Personal information
- Born: August 20, 1984 (age 41) Austin, Texas, U.S.
- Listed height: 6 ft 4 in (1.93 m)
- Listed weight: 308 lb (140 kg)

Career information
- High school: Lake Travis (Austin)
- College: New Mexico
- NFL draft: 2007: undrafted

Career history
- New York Jets (2007–2011); St. Louis Rams (2012); Tennessee Titans (2013); Chicago Bears (2014)*;
- * Offseason and/or practice squad member only

Awards and highlights
- 2× First-team All-MW (2005, 2006);

Career NFL statistics
- Games played: 63
- Games started: 24
- Fumble recoveries: 2
- Stats at Pro Football Reference

= Rob Turner =

American football player (born 1984)

Robert Wayne Turner II (born August 20, 1984) is an American former professional football player who was an offensive lineman in the National Football League (NFL) from 2007 to 2014. He played college football for the New Mexico Lobos and was signed by the New York Jets as an undrafted free agent in 2007. He later played for the St. Louis Rams, Tennessee Titans and Chicago Bears.

==Early life and college==
Turner was born in Texas and starred for Texas football powerhouse Lake Travis High School, before their rise to greatness; graduating in 2003.

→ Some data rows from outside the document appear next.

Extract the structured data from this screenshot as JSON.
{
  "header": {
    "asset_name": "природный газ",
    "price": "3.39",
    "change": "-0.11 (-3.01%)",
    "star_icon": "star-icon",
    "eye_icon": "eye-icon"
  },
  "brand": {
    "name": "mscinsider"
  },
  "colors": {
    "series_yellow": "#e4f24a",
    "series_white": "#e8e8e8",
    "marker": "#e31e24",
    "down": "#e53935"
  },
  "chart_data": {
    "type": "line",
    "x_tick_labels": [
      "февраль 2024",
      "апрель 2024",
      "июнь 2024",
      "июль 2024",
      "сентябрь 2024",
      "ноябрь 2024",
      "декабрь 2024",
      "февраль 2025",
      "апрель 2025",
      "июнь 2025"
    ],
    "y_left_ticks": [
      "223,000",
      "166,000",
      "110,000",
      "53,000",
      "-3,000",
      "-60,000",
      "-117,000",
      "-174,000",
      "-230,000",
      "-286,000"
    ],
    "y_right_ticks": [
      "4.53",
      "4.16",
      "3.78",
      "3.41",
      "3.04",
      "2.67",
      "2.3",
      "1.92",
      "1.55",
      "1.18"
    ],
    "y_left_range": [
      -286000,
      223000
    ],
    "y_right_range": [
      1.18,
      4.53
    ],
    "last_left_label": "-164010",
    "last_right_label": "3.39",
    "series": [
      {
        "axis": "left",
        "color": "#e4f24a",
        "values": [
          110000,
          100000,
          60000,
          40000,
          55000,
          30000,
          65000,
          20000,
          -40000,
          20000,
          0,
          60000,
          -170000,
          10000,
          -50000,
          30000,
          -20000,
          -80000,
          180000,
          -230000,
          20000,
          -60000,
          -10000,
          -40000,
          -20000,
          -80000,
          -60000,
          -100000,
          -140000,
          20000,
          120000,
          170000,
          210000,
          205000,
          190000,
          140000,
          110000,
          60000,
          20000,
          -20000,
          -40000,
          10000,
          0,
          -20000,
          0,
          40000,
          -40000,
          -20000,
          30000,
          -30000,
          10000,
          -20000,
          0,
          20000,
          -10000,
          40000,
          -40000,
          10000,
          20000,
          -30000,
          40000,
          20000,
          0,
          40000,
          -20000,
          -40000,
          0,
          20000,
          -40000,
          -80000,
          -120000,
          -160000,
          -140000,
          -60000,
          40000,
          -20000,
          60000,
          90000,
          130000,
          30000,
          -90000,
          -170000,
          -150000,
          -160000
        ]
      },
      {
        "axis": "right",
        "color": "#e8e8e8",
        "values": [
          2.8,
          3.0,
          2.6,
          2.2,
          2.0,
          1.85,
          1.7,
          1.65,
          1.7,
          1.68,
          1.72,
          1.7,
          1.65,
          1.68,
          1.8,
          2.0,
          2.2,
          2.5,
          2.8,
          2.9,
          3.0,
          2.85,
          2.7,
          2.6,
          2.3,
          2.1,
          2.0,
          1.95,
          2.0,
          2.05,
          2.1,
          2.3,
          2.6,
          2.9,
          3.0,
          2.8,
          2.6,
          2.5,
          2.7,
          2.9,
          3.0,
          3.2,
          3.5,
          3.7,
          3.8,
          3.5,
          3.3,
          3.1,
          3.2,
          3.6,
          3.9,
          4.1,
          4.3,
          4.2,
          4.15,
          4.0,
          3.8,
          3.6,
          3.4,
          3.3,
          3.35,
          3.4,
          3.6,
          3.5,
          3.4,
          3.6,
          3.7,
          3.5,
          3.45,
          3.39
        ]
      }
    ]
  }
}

In his four years of college at the University of New Mexico, Turner started 45 games for the Lobos as a right guard and right tackle. A wrist injury plagued him during his final two years which caused teams to shy away from drafting him.

==Professional career==

===New York Jets===
Turner was signed by the New York Jets as an undrafted free agent out of New Mexico on May 16, 2007. Turner was waived during the final roster cuts on September 1, 2007 before signing on to the team's practice squad on September 3. Turner was promoted to the active roster on December 19, 2007. Turner made his professional debut against the Tennessee Titans on December 23, 2007. Turner was well known for his versatility and was utilized on offense, defense and special teams with the Jets.

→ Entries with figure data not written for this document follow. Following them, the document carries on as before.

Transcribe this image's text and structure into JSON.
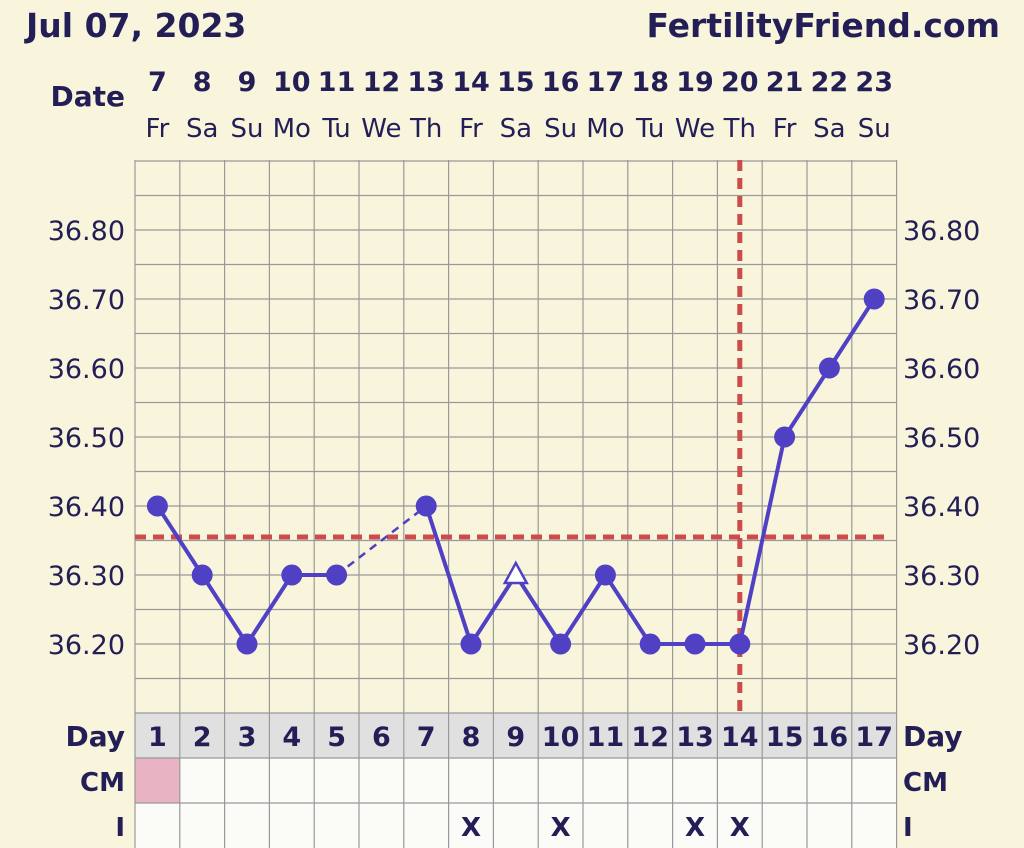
{
  "header": {
    "date_title": "Jul 07, 2023",
    "site": "FertilityFriend.com"
  },
  "colors": {
    "background": "#f8f5dc",
    "grid": "#999999",
    "line": "#5040c4",
    "cover_line": "#cc4b4b",
    "text": "#231f56",
    "row_header_bg": "#e0e0e0",
    "cm_highlight": "#e8b4c4"
  },
  "chart_data": {
    "type": "line",
    "date_label": "Date",
    "day_label": "Day",
    "cm_label": "CM",
    "i_label": "I",
    "x": [
      "7",
      "8",
      "9",
      "10",
      "11",
      "12",
      "13",
      "14",
      "15",
      "16",
      "17",
      "18",
      "19",
      "20",
      "21",
      "22",
      "23"
    ],
    "weekdays": [
      "Fr",
      "Sa",
      "Su",
      "Mo",
      "Tu",
      "We",
      "Th",
      "Fr",
      "Sa",
      "Su",
      "Mo",
      "Tu",
      "We",
      "Th",
      "Fr",
      "Sa",
      "Su"
    ],
    "cycle_days": [
      "1",
      "2",
      "3",
      "4",
      "5",
      "6",
      "7",
      "8",
      "9",
      "10",
      "11",
      "12",
      "13",
      "14",
      "15",
      "16",
      "17"
    ],
    "y_ticks": [
      "36.80",
      "36.70",
      "36.60",
      "36.50",
      "36.40",
      "36.30",
      "36.20"
    ],
    "ylim": [
      36.11,
      36.91
    ],
    "temperatures": [
      36.4,
      36.3,
      36.2,
      36.3,
      36.3,
      null,
      36.4,
      36.2,
      36.3,
      36.2,
      36.3,
      36.2,
      36.2,
      36.2,
      36.5,
      36.6,
      36.7
    ],
    "marker_types": [
      "dot",
      "dot",
      "dot",
      "dot",
      "dot",
      null,
      "dot",
      "dot",
      "open-triangle",
      "dot",
      "dot",
      "dot",
      "dot",
      "dot",
      "dot",
      "dot",
      "dot"
    ],
    "interpolated_segments": [
      [
        5,
        7
      ]
    ],
    "cover_line": 36.355,
    "ovulation_day": 14,
    "cm_highlight_days": [
      1
    ],
    "intercourse_marker": "X",
    "intercourse_days": [
      8,
      10,
      13,
      14
    ],
    "grid": true
  }
}
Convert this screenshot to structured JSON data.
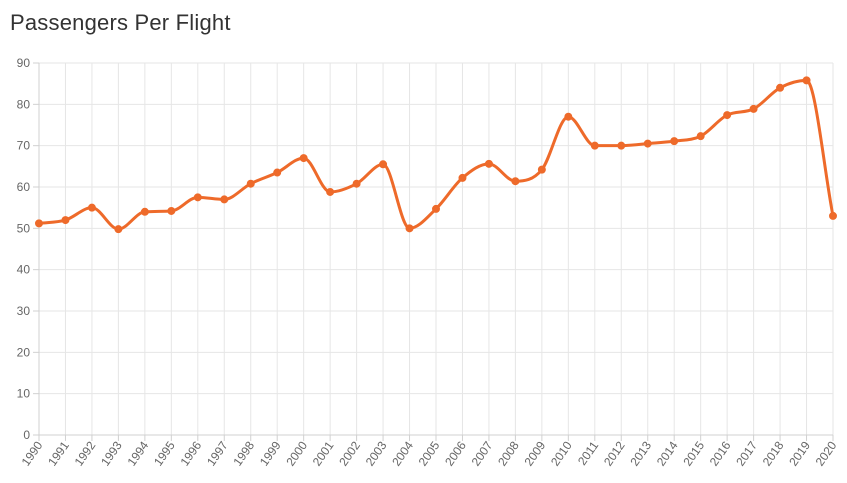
{
  "chart_data": {
    "type": "line",
    "title": "Passengers Per Flight",
    "xlabel": "",
    "ylabel": "",
    "categories": [
      "1990",
      "1991",
      "1992",
      "1993",
      "1994",
      "1995",
      "1996",
      "1997",
      "1998",
      "1999",
      "2000",
      "2001",
      "2002",
      "2003",
      "2004",
      "2005",
      "2006",
      "2007",
      "2008",
      "2009",
      "2010",
      "2011",
      "2012",
      "2013",
      "2014",
      "2015",
      "2016",
      "2017",
      "2018",
      "2019",
      "2020"
    ],
    "series": [
      {
        "values": [
          51.2,
          52.0,
          55.0,
          49.8,
          54.0,
          54.2,
          57.5,
          57.0,
          60.8,
          63.5,
          67.0,
          58.8,
          60.8,
          65.5,
          50.0,
          54.7,
          62.2,
          65.6,
          61.4,
          64.2,
          77.0,
          70.0,
          70.0,
          70.5,
          71.1,
          72.3,
          77.4,
          78.9,
          84.0,
          85.8,
          53.0
        ],
        "color": "#ee6a2a"
      }
    ],
    "ylim": [
      0,
      90
    ],
    "yticks": [
      "0",
      "10",
      "20",
      "30",
      "40",
      "50",
      "60",
      "70",
      "80",
      "90"
    ],
    "grid": true,
    "legend": "none"
  }
}
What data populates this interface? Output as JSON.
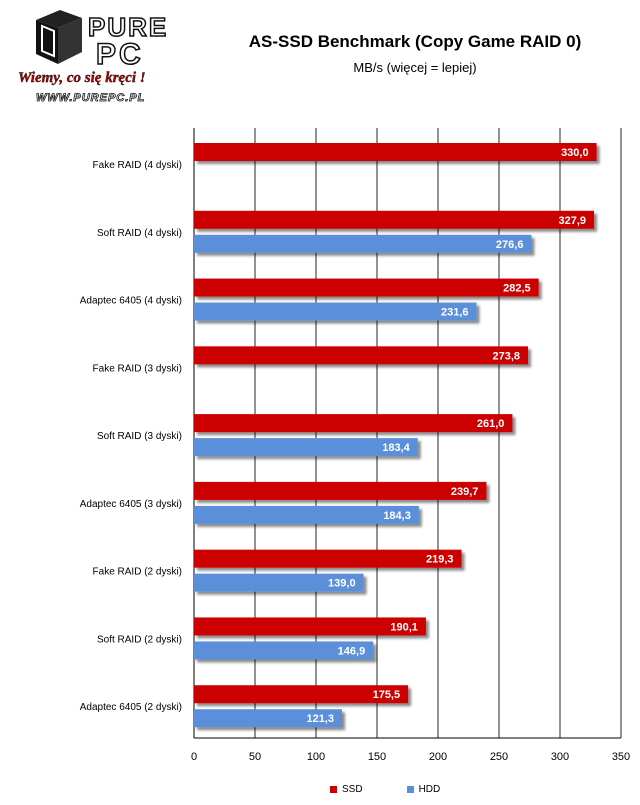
{
  "logo": {
    "brand_top": "PURE",
    "brand_bottom": "PC",
    "slogan": "Wiemy, co się kręci !",
    "url": "WWW.PUREPC.PL"
  },
  "chart_data": {
    "type": "bar",
    "orientation": "horizontal",
    "title": "AS-SSD Benchmark (Copy Game RAID 0)",
    "subtitle": "MB/s (więcej = lepiej)",
    "xlabel": "",
    "ylabel": "",
    "xlim": [
      0,
      350
    ],
    "xticks": [
      0,
      50,
      100,
      150,
      200,
      250,
      300,
      350
    ],
    "grid": "vertical",
    "legend_position": "bottom",
    "categories": [
      "Fake RAID (4 dyski)",
      "Soft RAID (4 dyski)",
      "Adaptec 6405 (4 dyski)",
      "Fake RAID (3 dyski)",
      "Soft RAID (3 dyski)",
      "Adaptec 6405 (3 dyski)",
      "Fake RAID (2 dyski)",
      "Soft RAID (2 dyski)",
      "Adaptec 6405 (2 dyski)"
    ],
    "series": [
      {
        "name": "SSD",
        "color": "#cc0000",
        "values": [
          330.0,
          327.9,
          282.5,
          273.8,
          261.0,
          239.7,
          219.3,
          190.1,
          175.5
        ],
        "labels": [
          "330,0",
          "327,9",
          "282,5",
          "273,8",
          "261,0",
          "239,7",
          "219,3",
          "190,1",
          "175,5"
        ]
      },
      {
        "name": "HDD",
        "color": "#5b8fd9",
        "values": [
          null,
          276.6,
          231.6,
          null,
          183.4,
          184.3,
          139.0,
          146.9,
          121.3
        ],
        "labels": [
          null,
          "276,6",
          "231,6",
          null,
          "183,4",
          "184,3",
          "139,0",
          "146,9",
          "121,3"
        ]
      }
    ]
  }
}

Turner was placed on the injured reserve list on September 27, 2011 after suffering a broken ankle in the preseason.

===St. Louis Rams===
Turner signed with the St. Louis Rams on March 30, 2012.

===Tennessee Titans===
Turner signed with the Tennessee Titans on March 19, 2013.

===Chicago Bears===
Turner signed with the Chicago Bears on August 10, 2014. The Bears released Turner on August 29, 2014.